As formigas de jardim protegem os membros mais valiosos de sua colônia, mas alguns pássaros usam uma estratégia diferente, talvez guiada pela força de suas próprias respostas imunológicas e resistência à infecção. Maxine Zylberberg e seus colegas colocaram tentilhões em três gaiolas adjacentes. Cada ave central era flanqueada de um lado por um tentilhão saudável e do outro lado por um tentilhão que parecia doente. (Recebeu uma injeção que a fez agir letárgica.)

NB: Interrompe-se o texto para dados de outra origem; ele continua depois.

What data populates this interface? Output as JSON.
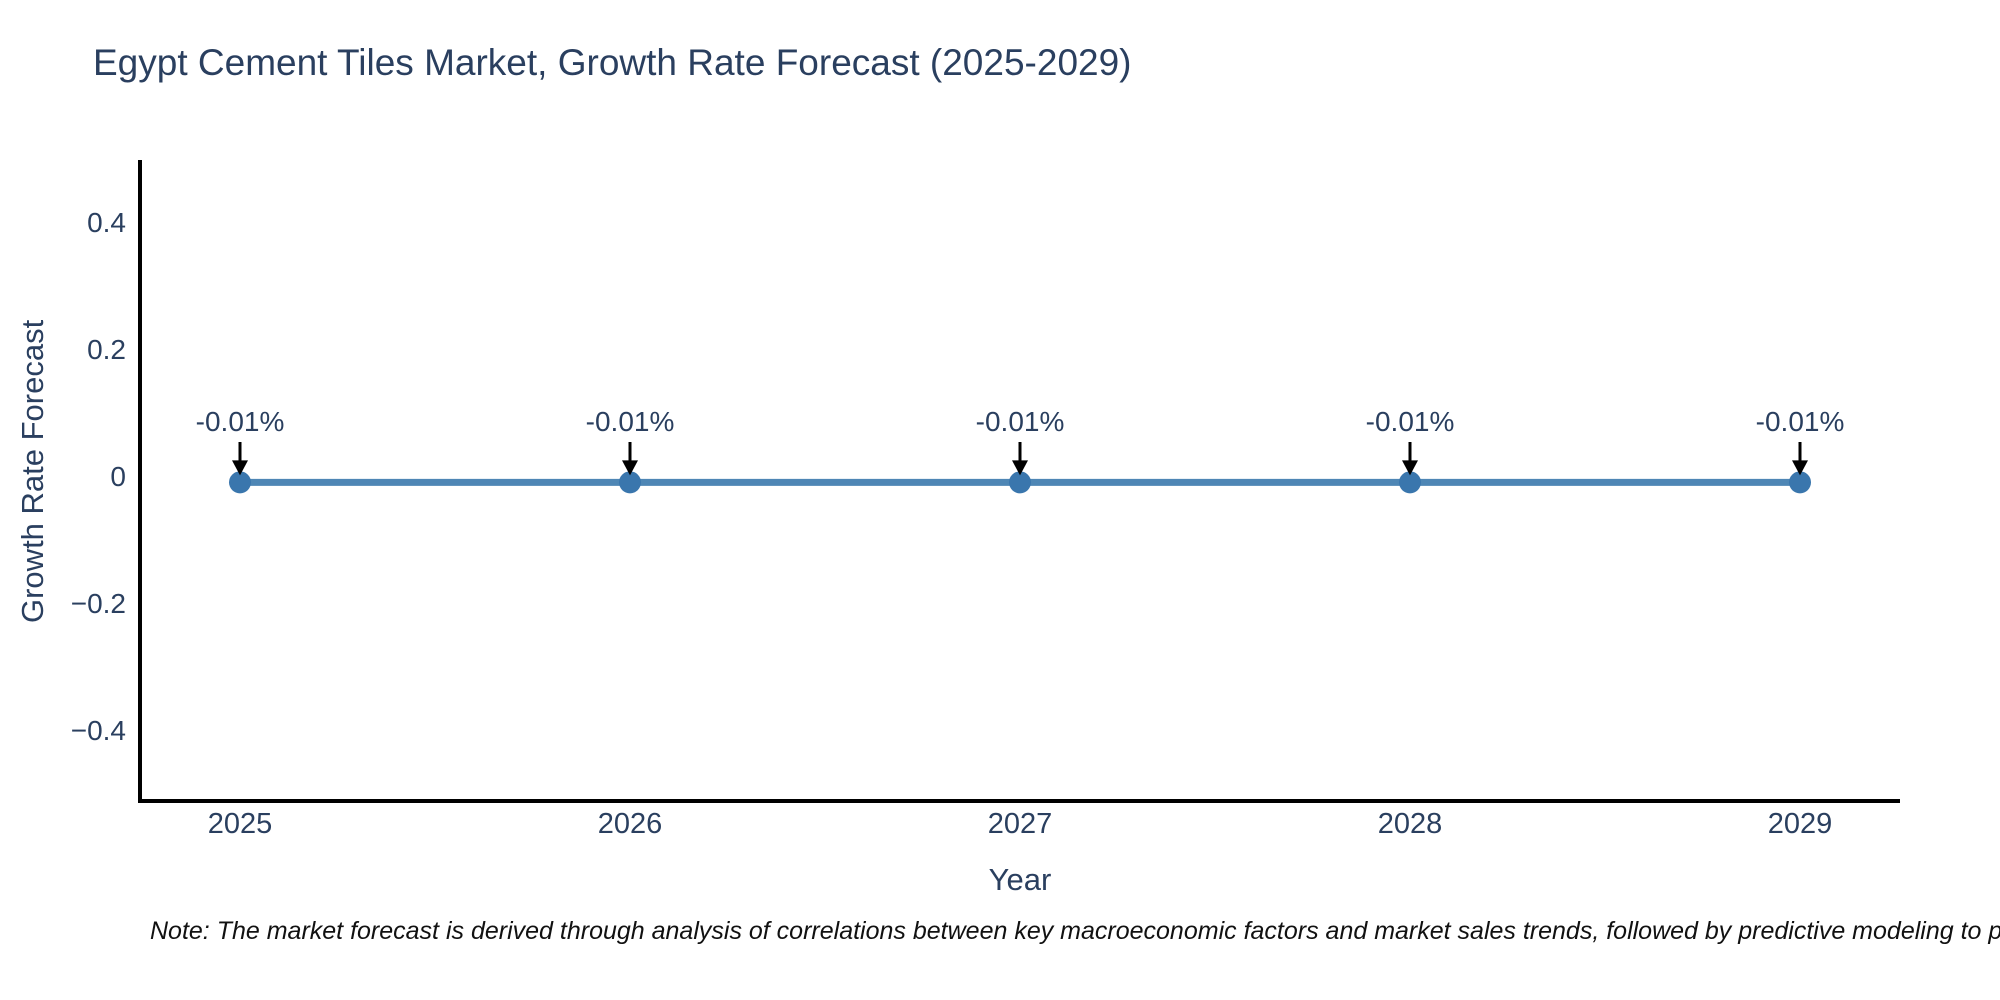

Observando a quantidade de tempo que o pássaro central passava em cada lado de sua gaiola, os pesquisadores mostraram que tentilhões geralmente evitam pássaros que parecem doentes, mas o grau de evitação varia com o poder de seus próprios sistemas imunológicos. Aves com níveis mais altos de anticorpos na corrente sanguínea e de uma outra proteína que podem sinalizar uma ativação imune mais ampla mostraram menos aversão. Mas as aves com níveis mais baixos de imunidade evitaram as aves doentes com mais força, relataram os pesquisadores no Biology Letters em 2013.

Um padrão semelhante foi detectado em guppiesafetados por um verme contagioso e debilitante chamado Gyrodactylus turnbulli . Em trabalho publicado em 2019 na Biology LettersJessica Stephenson, da Universidade de Pittsburgh, colocou guppies individuais que ainda não tinham infecções por vermes em um aquário central ladeado por dois tanques. Um estava vazio e um continha um grupo de três guppies que representavam risco potencial de contágio. Muitos guppies preferiam o lado do tanque perto de outros guppies, como esperado para uma espécie social. Mas alguns guppies do sexo masculino evitaram fortemente o lado do tanque próximo aos outros peixes, e esses guppies distantes mais tarde mostraram-se altamente suscetíveis a infecções por vermes. Faz sentido que a evolução favoreça uma forte expressão do comportamento de distanciamento naqueles com maior risco.

Fonte: Revista Scientific American – Setembro/2020.